07.09.2019 h 11:32 commenti

Il caso BuzziLab subito sul tavolo del nuovo ministro della Pubblica Istruzione

L'onorevole Giorgio Silli ha già pronta un'interpellanza sulla chiusura del laboratorio: "Il tempo di votare la fiducia e subito la presenterò al governo". Si muove anche l'Associazione ex allievi: "Bisogna salvare un punto di riferimento essenziale per le nostre aziende"
Il caso BuzziLab subito sul tavolo del nuovo ministro della Pubblica Istruzione
Sarà quello del BuzziLab il primo problema ad arrivare sulla scrivania del nuovo ministro alla Pubblica istruzione Lorenzo Fioramonti. Il tempo di votare la fiducia e l'onorevole di 'Cambiamo' Giorgio Silli presenterà una interpellanza urgente sul destino del laboratorio dell'istituto tecnico industriale Buzzi la cui attività è stata sospesa nei giorni scorsi dal nuovo preside che ha recepito una sollecitazione dell'Ufficio scolastico regionale a regolarizzare lo status giuridico.
“Mentre a Prato chiude un'azienda al giorno – il commento del deputato pratese che suggerisce al Consiglio d'istituto o ai tecnici impiegati nel laboratorio di presentare ricorso al Tar – si decide di chiudere d'ufficio una realtà sanissima come il BuzziLab mettendo in difficoltà tutto il comparto tessile. Ma perché – chiede Silli – in questo Paese c'è chi odia l'iniziativa privata e le imprese”?
La decisione del preside Alessandro Marinelli, appena insediato dopo il pensionamento di Erminio Serniotti, risponde alla nuova legge che prevede per le strutture come il BuzziLab una propria veste giuridica e un bilancio separato da quello della scuola pur mantenendo la prevalenza didattica.
“A quanto pare – l'accusa dell'onorevole Silli – la soluzione era già sul tavolo, confezionata da una squadra di professionisti e notai su richiesta della scuola stessa. Si poteva scegliere se percorrerla e sanare l'annoso problema dello status giuridico del laboratorio oppure chiudere. Si è scelta l'ultima opzione con danni devastanti per il distretto pratese e per il Buzzi stesso. I clienti sono già altrove, i tecnici hanno ricevuto nuove offerte di lavoro e le multinazionali-clienti del laboratorio di analisi chimiche e fisiche stanno pensando di intentare cause milionarie. Non credo che il preside, che arriva da Empoli, potesse comprendere la portata di quello che avrebbe causato il suo atto dirigenziale”.

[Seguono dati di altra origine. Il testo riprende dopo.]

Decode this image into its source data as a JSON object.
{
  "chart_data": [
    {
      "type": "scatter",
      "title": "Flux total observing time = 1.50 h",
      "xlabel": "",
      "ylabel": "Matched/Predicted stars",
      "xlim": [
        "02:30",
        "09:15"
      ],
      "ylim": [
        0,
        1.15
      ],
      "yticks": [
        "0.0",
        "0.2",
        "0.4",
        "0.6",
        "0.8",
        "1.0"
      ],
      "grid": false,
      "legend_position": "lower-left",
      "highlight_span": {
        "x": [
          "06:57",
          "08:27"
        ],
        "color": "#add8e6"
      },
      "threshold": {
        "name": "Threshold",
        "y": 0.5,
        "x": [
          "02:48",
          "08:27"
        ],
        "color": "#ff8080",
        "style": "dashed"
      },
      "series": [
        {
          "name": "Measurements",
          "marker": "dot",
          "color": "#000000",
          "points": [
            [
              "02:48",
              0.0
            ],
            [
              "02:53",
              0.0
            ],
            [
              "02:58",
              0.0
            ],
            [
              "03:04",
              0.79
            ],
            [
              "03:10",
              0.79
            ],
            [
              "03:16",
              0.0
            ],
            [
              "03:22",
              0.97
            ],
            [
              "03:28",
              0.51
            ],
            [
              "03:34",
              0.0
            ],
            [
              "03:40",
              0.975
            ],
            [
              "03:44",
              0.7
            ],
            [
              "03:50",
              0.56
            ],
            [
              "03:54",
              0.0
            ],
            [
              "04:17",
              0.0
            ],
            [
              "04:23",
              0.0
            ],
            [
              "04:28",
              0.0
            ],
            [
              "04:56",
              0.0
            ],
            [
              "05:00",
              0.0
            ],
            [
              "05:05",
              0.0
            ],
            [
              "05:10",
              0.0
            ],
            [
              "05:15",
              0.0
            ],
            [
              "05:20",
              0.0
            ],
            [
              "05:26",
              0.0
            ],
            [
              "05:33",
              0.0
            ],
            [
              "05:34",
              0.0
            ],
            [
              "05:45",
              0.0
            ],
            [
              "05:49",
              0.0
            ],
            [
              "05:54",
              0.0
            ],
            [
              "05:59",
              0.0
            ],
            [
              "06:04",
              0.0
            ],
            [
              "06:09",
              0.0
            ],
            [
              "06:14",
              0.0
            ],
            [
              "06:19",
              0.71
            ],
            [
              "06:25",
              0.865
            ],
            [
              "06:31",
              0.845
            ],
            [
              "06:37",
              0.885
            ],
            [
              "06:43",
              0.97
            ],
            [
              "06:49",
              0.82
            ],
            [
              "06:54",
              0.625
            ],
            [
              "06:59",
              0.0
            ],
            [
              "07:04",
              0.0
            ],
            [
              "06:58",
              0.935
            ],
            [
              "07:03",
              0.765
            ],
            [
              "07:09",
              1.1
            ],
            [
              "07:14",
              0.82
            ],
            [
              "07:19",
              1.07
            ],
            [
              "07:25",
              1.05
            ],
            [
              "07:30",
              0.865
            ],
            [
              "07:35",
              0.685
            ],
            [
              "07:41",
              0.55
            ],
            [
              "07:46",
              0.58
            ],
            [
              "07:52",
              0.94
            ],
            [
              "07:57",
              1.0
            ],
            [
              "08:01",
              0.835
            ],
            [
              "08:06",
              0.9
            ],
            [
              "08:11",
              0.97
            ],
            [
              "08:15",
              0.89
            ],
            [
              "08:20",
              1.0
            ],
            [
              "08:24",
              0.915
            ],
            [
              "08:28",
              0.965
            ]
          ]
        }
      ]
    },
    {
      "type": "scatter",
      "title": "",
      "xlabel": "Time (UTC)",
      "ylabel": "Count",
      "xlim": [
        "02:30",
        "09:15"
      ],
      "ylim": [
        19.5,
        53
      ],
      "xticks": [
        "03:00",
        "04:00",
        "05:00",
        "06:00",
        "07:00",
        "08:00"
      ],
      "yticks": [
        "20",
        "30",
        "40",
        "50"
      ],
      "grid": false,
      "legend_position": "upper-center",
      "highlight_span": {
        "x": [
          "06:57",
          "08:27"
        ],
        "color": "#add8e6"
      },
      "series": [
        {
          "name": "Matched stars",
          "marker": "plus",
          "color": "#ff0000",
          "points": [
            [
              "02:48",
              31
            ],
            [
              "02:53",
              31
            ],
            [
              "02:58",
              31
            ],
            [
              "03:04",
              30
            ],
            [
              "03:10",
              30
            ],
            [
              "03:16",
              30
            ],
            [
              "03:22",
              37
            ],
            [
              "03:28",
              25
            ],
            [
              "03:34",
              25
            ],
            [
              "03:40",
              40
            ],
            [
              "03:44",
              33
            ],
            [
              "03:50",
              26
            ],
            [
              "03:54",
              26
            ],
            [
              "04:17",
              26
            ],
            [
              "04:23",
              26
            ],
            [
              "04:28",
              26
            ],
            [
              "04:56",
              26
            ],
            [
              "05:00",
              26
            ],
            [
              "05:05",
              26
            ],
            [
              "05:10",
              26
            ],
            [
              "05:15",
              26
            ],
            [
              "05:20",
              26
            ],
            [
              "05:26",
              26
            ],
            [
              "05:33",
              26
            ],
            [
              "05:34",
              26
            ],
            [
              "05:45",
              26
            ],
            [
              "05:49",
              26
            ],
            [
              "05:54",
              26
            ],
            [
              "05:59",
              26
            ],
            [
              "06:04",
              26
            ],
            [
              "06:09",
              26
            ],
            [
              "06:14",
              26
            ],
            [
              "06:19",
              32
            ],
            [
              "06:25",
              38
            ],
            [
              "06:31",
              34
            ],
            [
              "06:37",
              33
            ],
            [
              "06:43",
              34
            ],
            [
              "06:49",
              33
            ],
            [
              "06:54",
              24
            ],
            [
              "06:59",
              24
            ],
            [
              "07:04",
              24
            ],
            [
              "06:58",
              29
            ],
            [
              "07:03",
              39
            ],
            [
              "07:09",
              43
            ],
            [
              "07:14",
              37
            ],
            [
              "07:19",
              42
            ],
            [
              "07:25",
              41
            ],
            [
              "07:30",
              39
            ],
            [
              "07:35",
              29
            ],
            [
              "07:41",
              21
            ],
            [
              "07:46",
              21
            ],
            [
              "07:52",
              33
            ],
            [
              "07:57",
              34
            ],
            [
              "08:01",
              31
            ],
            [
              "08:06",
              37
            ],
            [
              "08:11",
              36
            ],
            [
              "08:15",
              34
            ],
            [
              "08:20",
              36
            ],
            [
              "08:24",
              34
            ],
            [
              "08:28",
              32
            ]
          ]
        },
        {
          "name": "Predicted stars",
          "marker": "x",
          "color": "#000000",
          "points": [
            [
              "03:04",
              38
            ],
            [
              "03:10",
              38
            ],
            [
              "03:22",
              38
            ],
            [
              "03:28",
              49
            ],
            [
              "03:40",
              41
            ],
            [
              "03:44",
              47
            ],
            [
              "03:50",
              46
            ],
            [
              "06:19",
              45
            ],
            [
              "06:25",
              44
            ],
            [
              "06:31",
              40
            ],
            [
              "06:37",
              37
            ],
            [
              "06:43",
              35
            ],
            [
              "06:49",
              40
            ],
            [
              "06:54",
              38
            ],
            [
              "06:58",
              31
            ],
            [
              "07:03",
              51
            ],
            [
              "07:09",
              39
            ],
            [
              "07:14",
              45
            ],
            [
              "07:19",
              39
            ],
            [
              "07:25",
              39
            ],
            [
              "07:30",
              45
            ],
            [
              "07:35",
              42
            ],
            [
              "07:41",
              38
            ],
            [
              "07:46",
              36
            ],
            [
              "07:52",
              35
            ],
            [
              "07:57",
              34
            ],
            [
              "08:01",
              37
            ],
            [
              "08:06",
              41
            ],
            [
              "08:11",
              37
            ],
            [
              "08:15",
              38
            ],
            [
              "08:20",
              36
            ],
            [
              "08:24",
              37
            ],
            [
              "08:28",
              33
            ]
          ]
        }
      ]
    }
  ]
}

Sulla sospensione del BuzziLab si registra anche l'intervento di Giuseppe Moretti, presidente dell'Associazione ex allievi Buzzi: “Da più di cento anni il laboratorio di analisi è stato un punto di riferimento per tutte le aziende del distretto pratese. Grazie alla competenza dei suoi tecnici e alla lungimiranza dei suoi responsabili, negli ultimi decenni ha visto incrementare il proprio posizionamento ai vertici mondiali del settore. Il Buzzi è sempre stato il BuzziLab e il BuzziLab è sempre stato il Buzzi, una sinergia che oltre ad avere messo a disposizione dell'istituto fondi e risorse tecniche, ha fatto sì che l'istituto diventasse una scuola speciale. Per questo la sua improvvisa e in un certo senso inspiegabile chiusura è, a nostro parere, un duro colpo non solo per il distretto ma anche per la nostra amata scuola. Il voler fare chiarezza è legittimo e doveroso, ma cercare di curare la patologia sopprimendo il paziente non è mai la migliore strategia. Per questo siamo preoccupati – conclude Moretti – per il futuro della scuola e per i suoi futuri allievi. Continueremo ad appoggiare, sostenere e amare il Buzzi come da sempre abbiamo fatto”.